I ask anyone who might be new to this thread to take a moment and consider Kelly’s situation. Every day she lives with the ongoing reality of a parent’s worst nightmare. She must deal with criticism from within the ranks of the community for whom she otherwise feels the closest affinity. And she must do all this without succumbing to hating the people who have attempted to prey on her, who magnify her pain, who drive a wedge between her and the people she cares most deeply about. And yet she has somehow turned all that around and channeled it into something positive that helps hundreds, maybe thousands of people. Quite literally, I do not know how she does it.
So if there’s anything someone like me can do or say to offer Kelly some small shred of help and encouragement, anything at all that can help her carry on for another day or hour or even a minute, then I feel ennobled.

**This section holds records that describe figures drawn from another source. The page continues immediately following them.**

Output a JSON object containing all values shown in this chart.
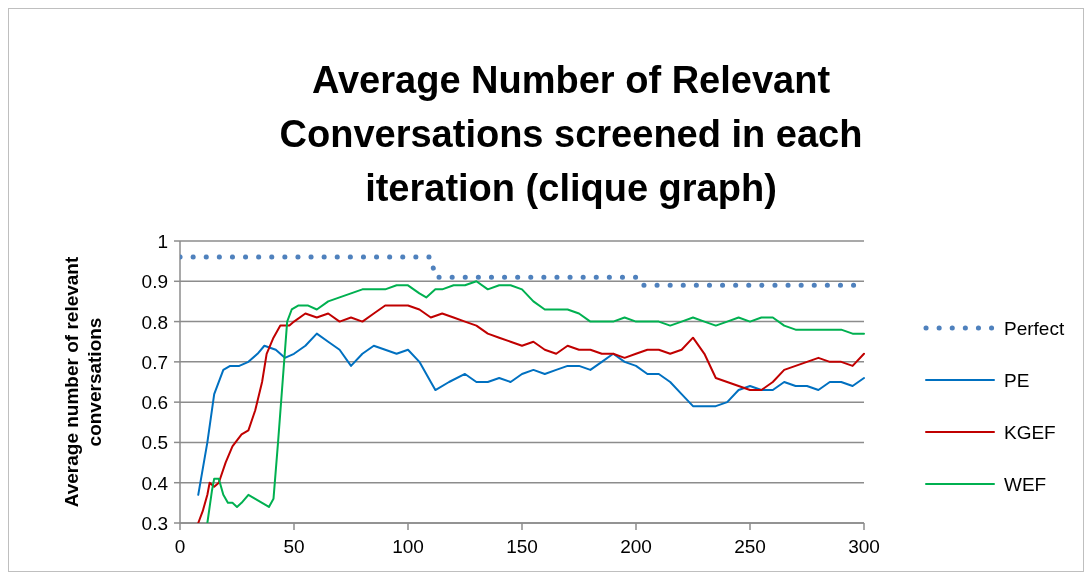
{
  "chart_data": {
    "type": "line",
    "title": "Average Number of Relevant Conversations screened in each iteration (clique graph)",
    "ylabel": "Average number of relevant conversations",
    "xlim": [
      0,
      300
    ],
    "xticks": [
      0,
      50,
      100,
      150,
      200,
      250,
      300
    ],
    "ylim": [
      0.3,
      1
    ],
    "yticks": [
      0.3,
      0.4,
      0.5,
      0.6,
      0.7,
      0.8,
      0.9,
      1
    ],
    "grid": "y",
    "legend": "right",
    "marker": "none",
    "series": [
      {
        "name": "Perfect",
        "color": "#4f81bd",
        "line_style": "dotted",
        "x": [
          0,
          110,
          111,
          112,
          200,
          201,
          202,
          300
        ],
        "values": [
          0.96,
          0.96,
          0.935,
          0.91,
          0.91,
          0.9,
          0.89,
          0.89
        ]
      },
      {
        "name": "PE",
        "color": "#0070c0",
        "line_style": "solid",
        "x": [
          8,
          12,
          15,
          19,
          22,
          26,
          30,
          34,
          37,
          42,
          46,
          50,
          55,
          60,
          65,
          70,
          75,
          80,
          85,
          90,
          95,
          100,
          105,
          110,
          112,
          118,
          125,
          130,
          135,
          140,
          145,
          150,
          155,
          160,
          165,
          170,
          175,
          180,
          185,
          190,
          195,
          200,
          205,
          210,
          215,
          220,
          225,
          230,
          235,
          240,
          245,
          250,
          255,
          260,
          265,
          270,
          275,
          280,
          285,
          290,
          295,
          300
        ],
        "values": [
          0.37,
          0.5,
          0.62,
          0.68,
          0.69,
          0.69,
          0.7,
          0.72,
          0.74,
          0.73,
          0.71,
          0.72,
          0.74,
          0.77,
          0.75,
          0.73,
          0.69,
          0.72,
          0.74,
          0.73,
          0.72,
          0.73,
          0.7,
          0.65,
          0.63,
          0.65,
          0.67,
          0.65,
          0.65,
          0.66,
          0.65,
          0.67,
          0.68,
          0.67,
          0.68,
          0.69,
          0.69,
          0.68,
          0.7,
          0.72,
          0.7,
          0.69,
          0.67,
          0.67,
          0.65,
          0.62,
          0.59,
          0.59,
          0.59,
          0.6,
          0.63,
          0.64,
          0.63,
          0.63,
          0.65,
          0.64,
          0.64,
          0.63,
          0.65,
          0.65,
          0.64,
          0.66
        ]
      },
      {
        "name": "KGEF",
        "color": "#c00000",
        "line_style": "solid",
        "x": [
          8,
          10,
          12,
          13,
          15,
          17,
          20,
          23,
          27,
          30,
          33,
          36,
          38,
          41,
          44,
          48,
          50,
          55,
          60,
          65,
          70,
          75,
          80,
          85,
          90,
          95,
          100,
          105,
          110,
          115,
          120,
          125,
          130,
          135,
          140,
          145,
          150,
          155,
          160,
          165,
          170,
          175,
          180,
          185,
          190,
          195,
          200,
          205,
          210,
          215,
          220,
          225,
          230,
          235,
          240,
          245,
          250,
          255,
          260,
          265,
          270,
          275,
          280,
          285,
          290,
          295,
          300
        ],
        "values": [
          0.3,
          0.33,
          0.37,
          0.4,
          0.39,
          0.4,
          0.45,
          0.49,
          0.52,
          0.53,
          0.58,
          0.65,
          0.72,
          0.76,
          0.79,
          0.79,
          0.8,
          0.82,
          0.81,
          0.82,
          0.8,
          0.81,
          0.8,
          0.82,
          0.84,
          0.84,
          0.84,
          0.83,
          0.81,
          0.82,
          0.81,
          0.8,
          0.79,
          0.77,
          0.76,
          0.75,
          0.74,
          0.75,
          0.73,
          0.72,
          0.74,
          0.73,
          0.73,
          0.72,
          0.72,
          0.71,
          0.72,
          0.73,
          0.73,
          0.72,
          0.73,
          0.76,
          0.72,
          0.66,
          0.65,
          0.64,
          0.63,
          0.63,
          0.65,
          0.68,
          0.69,
          0.7,
          0.71,
          0.7,
          0.7,
          0.69,
          0.72
        ]
      },
      {
        "name": "WEF",
        "color": "#00b050",
        "line_style": "solid",
        "x": [
          12,
          14,
          15,
          17,
          19,
          21,
          23,
          25,
          27,
          30,
          33,
          36,
          39,
          41,
          43,
          45,
          47,
          49,
          52,
          56,
          60,
          65,
          70,
          75,
          80,
          85,
          90,
          95,
          100,
          105,
          108,
          112,
          115,
          120,
          125,
          130,
          135,
          140,
          145,
          150,
          155,
          160,
          165,
          170,
          175,
          180,
          185,
          190,
          195,
          200,
          205,
          210,
          215,
          220,
          225,
          230,
          235,
          240,
          245,
          250,
          255,
          260,
          265,
          270,
          275,
          280,
          285,
          290,
          295,
          300
        ],
        "values": [
          0.3,
          0.38,
          0.41,
          0.41,
          0.37,
          0.35,
          0.35,
          0.34,
          0.35,
          0.37,
          0.36,
          0.35,
          0.34,
          0.36,
          0.5,
          0.65,
          0.8,
          0.83,
          0.84,
          0.84,
          0.83,
          0.85,
          0.86,
          0.87,
          0.88,
          0.88,
          0.88,
          0.89,
          0.89,
          0.87,
          0.86,
          0.88,
          0.88,
          0.89,
          0.89,
          0.9,
          0.88,
          0.89,
          0.89,
          0.88,
          0.85,
          0.83,
          0.83,
          0.83,
          0.82,
          0.8,
          0.8,
          0.8,
          0.81,
          0.8,
          0.8,
          0.8,
          0.79,
          0.8,
          0.81,
          0.8,
          0.79,
          0.8,
          0.81,
          0.8,
          0.81,
          0.81,
          0.79,
          0.78,
          0.78,
          0.78,
          0.78,
          0.78,
          0.77,
          0.77
        ]
      }
    ]
  }
}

So was the psychic to whom you paid $25 wrong about any aspect of this case?. . . This woman told me that my friend was dead, killed by a man she knew and they'd never find her body. She also told me not to worry because he'd be caught "trying to hurt somebody else" and that he'd be put away, but he'd never admit to killing my friend . . . A few weeks later, I plugged my friend's name into Google and up popped an article about my friend's ex-fiancee and his alleged murder of his new girlfriend. The article said he was a prime suspect in the death of my friend, but he wasn't talking . . . She's still missing and nobody is any closer to finding her.
So was the psychic to whom you paid $25 wrong about any aspect of this case?
According to your account, the psychic told you: (1) your friend is dead; (2) her body would never be found; (3) she was killed by a man she knew; (4) he would be caught trying to hurt somebody else; and (5) he would never confess to killing your friend. I would submit to you that Law Enforcement would not have told you any of those things. Further, the facts that -- (a) her former fiance is now a suspect in not only her disappearance, but a new girlfriend's murder; (b) he is not talking about his former fiancee's disappearance; and (c) her body has not been found -- does nothing to suggest that the psychic was wrong about anything. Sure, she MAY have gotten lucky and perhaps one day at least one aspect of what she told you MAY be proven wrong, but so far it looks to me as if your $25 was well-spent.Thank you, Roadtoad. That was my point. The only thing we would be able to verify requires a body. She said my friend is in the Everglades where are 300 miles from where she disappeared give or take. If she's ever found, we'll know if she was right on that one or not.
And don't get me wrong, I willingly paid her and it wasn't a fortune. I'm not complaining about the money I spent even though reading what I wrote may give that impression. I'm just saying what Roadtoad said, any member of Law Enforcement could have told me the same.